Старался казаться невозмутимым, но чувствовал, что его выдают и густо покрасневшие щеки, и голос — стоит разволноваться, он становится мальчишески звонким, в нем странным образом появляются какие-то теноровые ноты.
— Не заводись, — посоветовал Ромин. — Лучшим врагом дорожат еще больше, чем лучшим другом. Поверь мне на слово.
— Послушай, — спросил Авенир Ильич, — если я так тебе неприятен, что заставляет тебя общаться?
— Допустим, я ставлю эксперимент, — сказал Ромин. — На предел выживаемости.
— Кто ж должен выжить?
— Не кто, а что. Наше приятельство, например.
— Своеобразный эксперимент.
Авенир Ильич был глубоко уязвлен. И больше всего его обожгло это легковесное слово. При-я-тельство. В который уж раз Ромин ушел от более веской характеристики их отношений, в который раз не назвал их дружбой.
— Тебе стоит перечитать Сенеку, — сказал Ромин. — Помнишь ты, что он пишет о «несокрушимой стене философии»? Пора заняться воспитанием чувств.
«Я ненавижу тебя, ненавижу, — мысленно признавался себе Авенир Ильич, — давно ненавижу».
Он сам был испуган тем, что испытывает, просто какое-то наваждение — еще немного, и он задохнется.
— Когда же ты в Питер? — спросил его Ромин.
— Послезавтра.
— Ты летишь или едешь?
— Еду. «Стрелой».
— Что ж, в добрый час. То будет исторический рейс.
— Слишком пышно, — сказал Авенир Ильич.
— В самый раз, — засмеялся Ромин. — В конце концов, что такое история? Железные люди на железных дорогах.
Роза Владимировна остановила его, когда он стал собирать чемодан.
— Ты положишь не то и не так, — вздохнув, она принялась за дело.
— Почему ж? — он обиженно нахохлился.
— У меня есть опыт. И не мешай. Не то я что-нибудь упущу.
— Я отправляюсь не в кругосветку. И не дольше, чем на четыре дня. Зачем мне весь этот гардероб?
— Хочу, чтобы встречная кинозвезда взглянула на тебя с интересом.
— Ты — альтруистка.
— А кроме того, пусть сразу поймет: женат и ухожен.

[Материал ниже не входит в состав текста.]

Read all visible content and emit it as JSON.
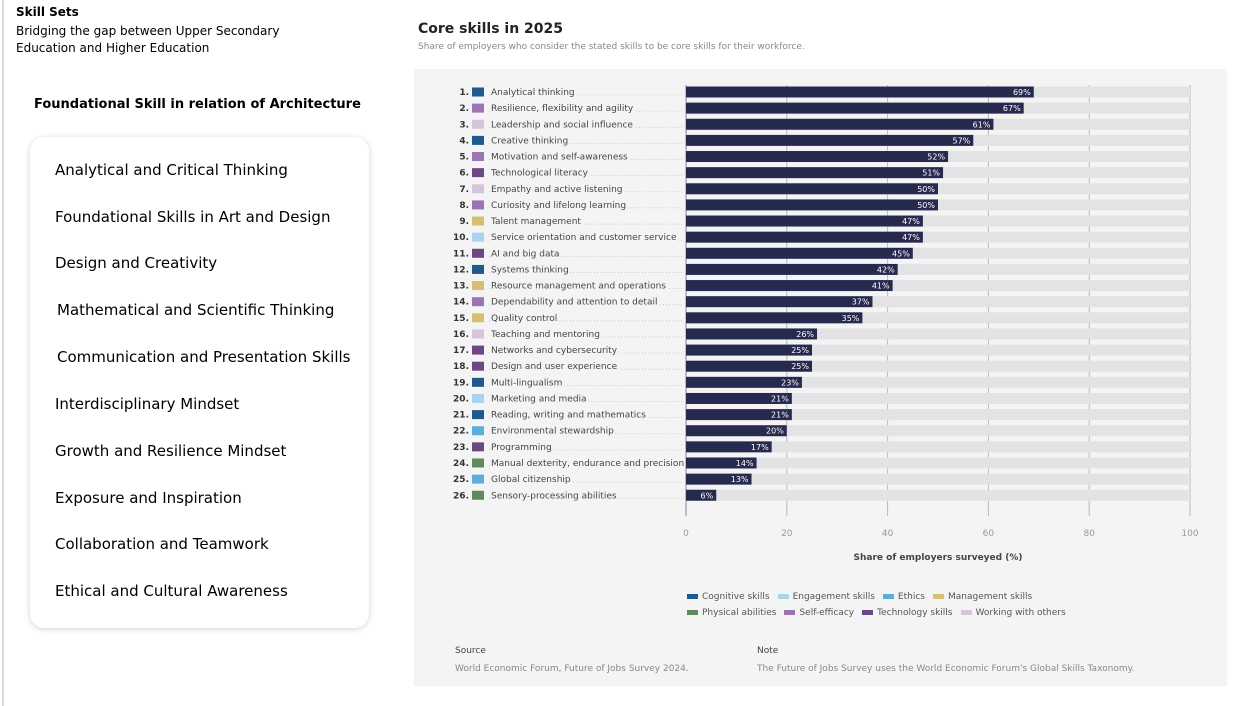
{
  "header": {
    "title": "Skill Sets",
    "subtitle_line1": "Bridging the gap between Upper Secondary",
    "subtitle_line2": "Education and Higher Education"
  },
  "foundational": {
    "title": "Foundational Skill in relation of Architecture",
    "items": [
      "Analytical and Critical Thinking",
      "Foundational Skills in Art and Design",
      "Design and Creativity",
      "Mathematical and Scientific Thinking",
      "Communication and Presentation Skills",
      "Interdisciplinary Mindset",
      "Growth and Resilience Mindset",
      "Exposure and Inspiration",
      "Collaboration and Teamwork",
      "Ethical and Cultural Awareness"
    ]
  },
  "chart_data": {
    "type": "bar",
    "orientation": "horizontal",
    "title": "Core skills in 2025",
    "subtitle": "Share of employers who consider the stated skills to be core skills for their workforce.",
    "xlabel": "Share of employers surveyed (%)",
    "xlim": [
      0,
      100
    ],
    "xticks": [
      0,
      20,
      40,
      60,
      80,
      100
    ],
    "grid": true,
    "categories": [
      "Analytical thinking",
      "Resilience, flexibility and agility",
      "Leadership and social influence",
      "Creative thinking",
      "Motivation and self-awareness",
      "Technological literacy",
      "Empathy and active listening",
      "Curiosity and lifelong learning",
      "Talent management",
      "Service orientation and customer service",
      "AI and big data",
      "Systems thinking",
      "Resource management and operations",
      "Dependability and attention to detail",
      "Quality control",
      "Teaching and mentoring",
      "Networks and cybersecurity",
      "Design and user experience",
      "Multi-lingualism",
      "Marketing and media",
      "Reading, writing and mathematics",
      "Environmental stewardship",
      "Programming",
      "Manual dexterity, endurance and precision",
      "Global citizenship",
      "Sensory-processing abilities"
    ],
    "values": [
      69,
      67,
      61,
      57,
      52,
      51,
      50,
      50,
      47,
      47,
      45,
      42,
      41,
      37,
      35,
      26,
      25,
      25,
      23,
      21,
      21,
      20,
      17,
      14,
      13,
      6
    ],
    "skill_groups": [
      "Cognitive skills",
      "Self-efficacy",
      "Working with others",
      "Cognitive skills",
      "Self-efficacy",
      "Technology skills",
      "Working with others",
      "Self-efficacy",
      "Management skills",
      "Engagement skills",
      "Technology skills",
      "Cognitive skills",
      "Management skills",
      "Self-efficacy",
      "Management skills",
      "Working with others",
      "Technology skills",
      "Technology skills",
      "Cognitive skills",
      "Engagement skills",
      "Cognitive skills",
      "Ethics",
      "Technology skills",
      "Physical abilities",
      "Ethics",
      "Physical abilities"
    ],
    "bar_color": "#262a4f",
    "track_color": "#e3e3e6",
    "legend": [
      {
        "name": "Cognitive skills",
        "color": "#1f5a8e"
      },
      {
        "name": "Engagement skills",
        "color": "#a9d3ee"
      },
      {
        "name": "Ethics",
        "color": "#5aaedb"
      },
      {
        "name": "Management skills",
        "color": "#d6bf6f"
      },
      {
        "name": "Physical abilities",
        "color": "#5e8a5e"
      },
      {
        "name": "Self-efficacy",
        "color": "#9b74b6"
      },
      {
        "name": "Technology skills",
        "color": "#6b4783"
      },
      {
        "name": "Working with others",
        "color": "#d8c3dc"
      }
    ],
    "source_label": "Source",
    "source_text": "World Economic Forum, Future of Jobs Survey 2024.",
    "note_label": "Note",
    "note_text": "The Future of Jobs Survey uses the World Economic Forum's Global Skills Taxonomy."
  }
}
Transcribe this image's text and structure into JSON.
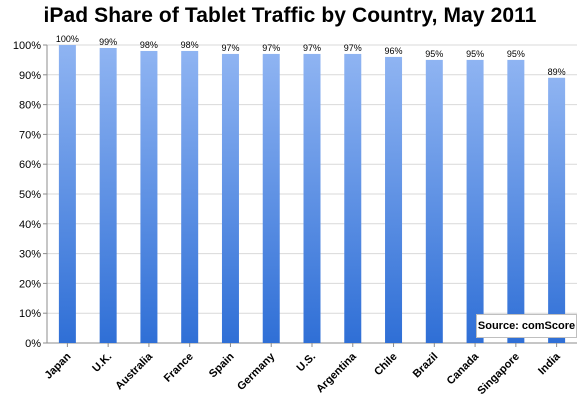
{
  "chart_data": {
    "type": "bar",
    "title": "iPad Share of Tablet Traffic by Country, May 2011",
    "xlabel": "",
    "ylabel": "",
    "ylim": [
      0,
      100
    ],
    "yticks": [
      "0%",
      "10%",
      "20%",
      "30%",
      "40%",
      "50%",
      "60%",
      "70%",
      "80%",
      "90%",
      "100%"
    ],
    "grid": true,
    "categories": [
      "Japan",
      "U.K.",
      "Australia",
      "France",
      "Spain",
      "Germany",
      "U.S.",
      "Argentina",
      "Chile",
      "Brazil",
      "Canada",
      "Singapore",
      "India"
    ],
    "values": [
      100,
      99,
      98,
      98,
      97,
      97,
      97,
      97,
      96,
      95,
      95,
      95,
      89
    ],
    "data_labels": [
      "100%",
      "99%",
      "98%",
      "98%",
      "97%",
      "97%",
      "97%",
      "97%",
      "96%",
      "95%",
      "95%",
      "95%",
      "89%"
    ],
    "annotation": "Source: comScore",
    "colors": {
      "bar_top": "#8fb4f2",
      "bar_bottom": "#2f6fd6",
      "grid": "#d9d9d9",
      "axis": "#8c8c8c"
    }
  }
}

Эта игра была приятна им обоим — они нежно простились.
Едва Авенир Ильич вышел на улицу, он сразу увидел перед собой изумрудный кошачий глазок такси, и эта маленькая удача ему показалась неслучайной, предвещающей успех в Ленинграде. С самого первого шага везет, вот и водитель немногословен, не лезет с ненужным разговором. Можно отгородиться от мира, побыть с собою наедине. Хочется продлить этот кайф, снова ощутить своей кожей забытый холодок ожидания, дразнящей юношеской надежды. Каждую такую минутку цедишь, точно сок из соломинки — где еще так тепло и уютно, как в этой серебряной умной рыбке, плывущей по улицам Москвы?